‘Crónicas de Islandia’, de John Carlin
Por Ricardo Martínez Llorca
Crónicas de Islandia
John Carlin
La línea del horizonte
Madrid, 2016
136 páginas
Hay quien tiene la sangre de crear mundos durante el viaje. O al menos por regenerar el que conocen, el que heredaron, el que les fue narrado. Esa es una forma de rebeldía: pensar que no encontraste el Santo Grial que creías ibas a tocar, pero en su lugar descubriste otro secreto, más humilde y por tanto más valioso. Lo que cuenta es no sentirse satisfecho ni antes ni después del viaje. El viaje es una forma de rebeldía en el momento en que deja de ser un instrumento de rentabilidad, aunque sea para presumir colgando fotos en redes sociales. John Carlin (Londres, 1956) demuestra que pertenece a esa estirpe en estas sencillas crónicas que destiló de sus tres visitas a Islandia.
En la primera de ellas, durante el año 2008, se encuentra con un país cuya economía ha brotado como rompe a hervir el café en una cafetera. De repente, en unas pocas décadas, Islandia dejó de ser un trozo de volcán, el Tercer Mundo próximo al Ártico, para convertirse en un país próspero. No hay nada que evite el flechazo: se trata de un lugar seguro, amable, bonito, en el que las raíces de la vida familiar han bebido de muchas fuentes. Da la impresión, de hecho, de que todos los habitantes del país son una gran familia, bien avenida. Una familia que ha podido recoger lo mejor de cada cultura para aplicarlo como bálsamo allí donde a los demás nos sale urticaria: las rupturas familiares, los problemas económicos, los celos… Islandia es un santuario en el que la monogamia sucesiva alcanza su sublimación, su grado de naturalidad. Al mismo tiempo, el desarrollo económico del país no ha sido en balde.

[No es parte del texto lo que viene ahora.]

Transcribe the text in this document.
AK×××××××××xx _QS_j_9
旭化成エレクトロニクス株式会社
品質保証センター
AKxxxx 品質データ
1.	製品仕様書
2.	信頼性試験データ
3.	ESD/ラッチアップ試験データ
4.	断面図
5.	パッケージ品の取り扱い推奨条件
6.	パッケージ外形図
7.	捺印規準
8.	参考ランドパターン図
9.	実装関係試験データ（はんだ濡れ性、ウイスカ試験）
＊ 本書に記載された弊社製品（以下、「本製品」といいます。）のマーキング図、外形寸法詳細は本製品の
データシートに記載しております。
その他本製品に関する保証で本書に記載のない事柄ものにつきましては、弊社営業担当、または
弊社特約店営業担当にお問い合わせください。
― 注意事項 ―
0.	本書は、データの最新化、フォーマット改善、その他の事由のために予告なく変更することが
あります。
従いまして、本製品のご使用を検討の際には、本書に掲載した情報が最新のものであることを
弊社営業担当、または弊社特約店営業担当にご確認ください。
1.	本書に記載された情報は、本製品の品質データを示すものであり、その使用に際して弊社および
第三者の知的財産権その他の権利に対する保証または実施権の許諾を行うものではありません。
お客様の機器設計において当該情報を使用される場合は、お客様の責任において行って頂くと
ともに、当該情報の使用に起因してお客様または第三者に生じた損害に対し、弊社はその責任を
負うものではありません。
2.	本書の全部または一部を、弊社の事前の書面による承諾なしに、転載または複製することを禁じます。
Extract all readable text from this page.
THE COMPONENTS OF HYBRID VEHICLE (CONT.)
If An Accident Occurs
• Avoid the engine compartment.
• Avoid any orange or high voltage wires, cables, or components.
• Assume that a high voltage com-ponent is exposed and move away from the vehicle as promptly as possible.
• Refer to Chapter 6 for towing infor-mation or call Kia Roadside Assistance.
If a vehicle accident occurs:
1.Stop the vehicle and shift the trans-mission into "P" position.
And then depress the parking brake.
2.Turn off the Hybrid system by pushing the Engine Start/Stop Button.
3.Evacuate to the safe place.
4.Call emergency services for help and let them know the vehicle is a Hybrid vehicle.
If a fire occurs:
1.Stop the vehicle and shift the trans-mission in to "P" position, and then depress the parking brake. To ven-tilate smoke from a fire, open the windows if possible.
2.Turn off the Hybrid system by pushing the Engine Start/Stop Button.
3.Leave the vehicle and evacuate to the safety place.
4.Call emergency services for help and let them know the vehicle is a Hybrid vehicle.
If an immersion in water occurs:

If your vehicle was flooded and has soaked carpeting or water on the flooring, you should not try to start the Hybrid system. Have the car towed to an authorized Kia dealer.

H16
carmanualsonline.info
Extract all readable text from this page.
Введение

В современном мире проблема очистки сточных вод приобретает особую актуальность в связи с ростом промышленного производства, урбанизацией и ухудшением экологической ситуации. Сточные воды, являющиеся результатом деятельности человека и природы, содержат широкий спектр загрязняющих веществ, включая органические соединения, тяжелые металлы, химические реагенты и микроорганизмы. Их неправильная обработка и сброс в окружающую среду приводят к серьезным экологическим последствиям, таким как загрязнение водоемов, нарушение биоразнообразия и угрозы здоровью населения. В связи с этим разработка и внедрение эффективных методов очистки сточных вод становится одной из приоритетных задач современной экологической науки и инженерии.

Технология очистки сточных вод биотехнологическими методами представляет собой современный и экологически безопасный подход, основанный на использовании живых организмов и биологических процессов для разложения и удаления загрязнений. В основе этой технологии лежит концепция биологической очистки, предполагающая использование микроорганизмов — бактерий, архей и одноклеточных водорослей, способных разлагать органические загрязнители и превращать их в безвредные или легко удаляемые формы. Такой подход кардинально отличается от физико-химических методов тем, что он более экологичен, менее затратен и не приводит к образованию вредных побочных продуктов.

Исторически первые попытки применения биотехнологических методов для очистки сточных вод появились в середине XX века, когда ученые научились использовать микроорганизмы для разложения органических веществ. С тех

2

En un lugar donde los recursos no abundan, el país ha invertido en cultura. Es, también, el último reducto renacentista.
Dos años más tarde, Carlin regresa para relatarnos la historia de los últimos días de Bobby Fischer en Islandia, tal vez su inmigrante más conocido y sin duda el más excéntrico. Aunque esta crónica es una anécdota en su recorrido. Pues Carlin sigue vigilando la bonhomía presente en el país. Como esa sociedad orientada a los niños, en la que la educación se sostiene sobre el pilar de la construcción de la autoestima. En esa sociedad, la educación no exige inversión, gratificación o participación, porque no exige plusvalía de ninguna clase. Sencillamente, suceden con naturalidad dentro del ambiente educativo de toda una tribu. Es la tribu la que educa. De ahí que lo más dañino, a juicio de Carlin, de la crisis haya sido el choque de autosatisfacción.
Pero Islandia no carece de recursos para salir adelante. En este caso, serán las mujeres o, para evitar conflictos, será lo femenino lo que tome las riendas. Eso implica pensar en una labor a largo plazo y no en el rendimiento inmediato de la testosterona. Eso implica una inversión en sectores creativos. De ahí que, contra viento y marea, en Islandia se dé prioridad al mantenimiento de un auditorio frente a la extracción de un mineral. Claro que en el subsuelo de este país es difícil encontrar minerales, dadas las capas de lava que, sin embargo, les proporcionan gratis la riqueza del agua caliente. Y el agua caliente puede no ser el Santo Grial, pero es un milagro.